Cette thèse, du moins, est celle de la commission de gestion du Grand Conseil vaudois, dont les hauts commissaires chargés de l’agriculture, de l’industrie et du commerce ont soulevé un problème capital : les chamois, accusent-ils, ont la funeste habitude de brouter la première herbe sur les pâturages de printemps — ce qui n’est pas surprenant car c’est la meilleure. Or, les bovins qui viendront plus tard devront se priver, les malheureux, de quelques brins de cette herbe délicate. D’où, assurent nos commissaires le plus sérieusement du monde, « une perte sèche non négligeable pour nos montagnards ». (L’Hebdo)
Comme en (71), une ironie initiale est ici brutalement interrompue par un premier enchaînement qui, en manifestant le désaccord du locuteur à l’égard du point de vue auquel il a fait écho (Cette thèse, du moins, est celle de la commission de gestion du Grand Conseil vaudois), neutralise le paradoxe impliqué par ses revendications énonciatives apparentes dans le premier paragraphe.

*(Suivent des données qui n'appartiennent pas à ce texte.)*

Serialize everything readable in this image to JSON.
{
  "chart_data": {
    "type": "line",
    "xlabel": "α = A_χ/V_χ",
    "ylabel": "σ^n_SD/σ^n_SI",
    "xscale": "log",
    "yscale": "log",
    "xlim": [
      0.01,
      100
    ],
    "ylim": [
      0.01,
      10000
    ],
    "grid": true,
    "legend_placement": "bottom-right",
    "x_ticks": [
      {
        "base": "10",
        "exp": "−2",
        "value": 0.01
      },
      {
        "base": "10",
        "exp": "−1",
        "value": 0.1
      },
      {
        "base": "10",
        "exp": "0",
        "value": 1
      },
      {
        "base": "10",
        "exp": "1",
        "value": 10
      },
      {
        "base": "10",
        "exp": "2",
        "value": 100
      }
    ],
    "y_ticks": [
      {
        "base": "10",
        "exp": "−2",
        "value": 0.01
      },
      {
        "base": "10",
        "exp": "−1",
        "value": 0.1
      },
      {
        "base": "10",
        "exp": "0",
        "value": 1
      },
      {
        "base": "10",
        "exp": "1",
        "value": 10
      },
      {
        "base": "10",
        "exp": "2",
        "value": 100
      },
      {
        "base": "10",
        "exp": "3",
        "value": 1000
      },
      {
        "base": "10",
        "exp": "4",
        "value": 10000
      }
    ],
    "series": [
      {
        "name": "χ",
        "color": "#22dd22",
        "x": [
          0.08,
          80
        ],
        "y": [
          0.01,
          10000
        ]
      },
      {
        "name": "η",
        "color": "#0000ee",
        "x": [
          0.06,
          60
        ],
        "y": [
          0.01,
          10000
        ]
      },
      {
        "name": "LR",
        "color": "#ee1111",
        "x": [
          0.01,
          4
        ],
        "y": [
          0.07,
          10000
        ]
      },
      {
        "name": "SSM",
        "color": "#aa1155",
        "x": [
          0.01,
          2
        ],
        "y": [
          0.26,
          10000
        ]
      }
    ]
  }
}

Mais cette abolition rétroactive de l’ironie n’est cette fois que locale, temporaire, car le paradoxe resurgit lorsque le locuteur qualifie de problème capital la présence des chamois sur les pâturages. On observe en effet une distorsion entre le désaccord du locuteur — dû essentiellement à du moins — et l’accord que marque l’expression un problème capital qui est argumentativement coorientée par rapport aux propos préalablement imputés à la commission de gestion du Grand Conseil vaudois. Il suffit d’ailleurs de remplacer un problème capital par une expression adaptée à du moins (par exemple un problème absurde, ridicule), pour qu’une telle distorsion disparaisse, de même que l’ironie. Non seulement l’expression un problème capital rétablit ainsi le paradoxe énonciatif du premier paragraphe ainsi que l’ironie qui en découle, mais elle lui permet dès lors de s’étendre et de contaminer ce qui est ensuite explicitement rapporté par le locuteur (Les chamois, accusent-ils, ont la funeste habitude…). Une telle ironie ne s’éteindra définitivement que lorsque le désaccord du locuteur sera à nouveau revendiqué grâce à un procédé assez proche de celui observé en (71). En précisant que ceux qu’il prend pour cible se sont exprimés le plus sérieusement du monde, le locuteur sous-entend en effet que lui-même, en feignant d’adhérer à leur point de vue, n’était pas sérieux mais précisément ironique, ce qui a pour conséquence amusante d’abolir alors pour de bon l’ironie en neutralisant le paradoxe sur lequel elle se fonde. En résumé, dans ce dernier exemple, l’interprète est amené à considérer les passages soulignés comme ironiques, puis comme sarcastiques, puis ironiques, puis à nouveau sarcastiques, et ces changements de régime agissent à chaque fois rétroactivement sur l’interprétation sans rien changer à la nature de la raillerie ni à ce qui est communiqué par le locuteur au sujet des chamois.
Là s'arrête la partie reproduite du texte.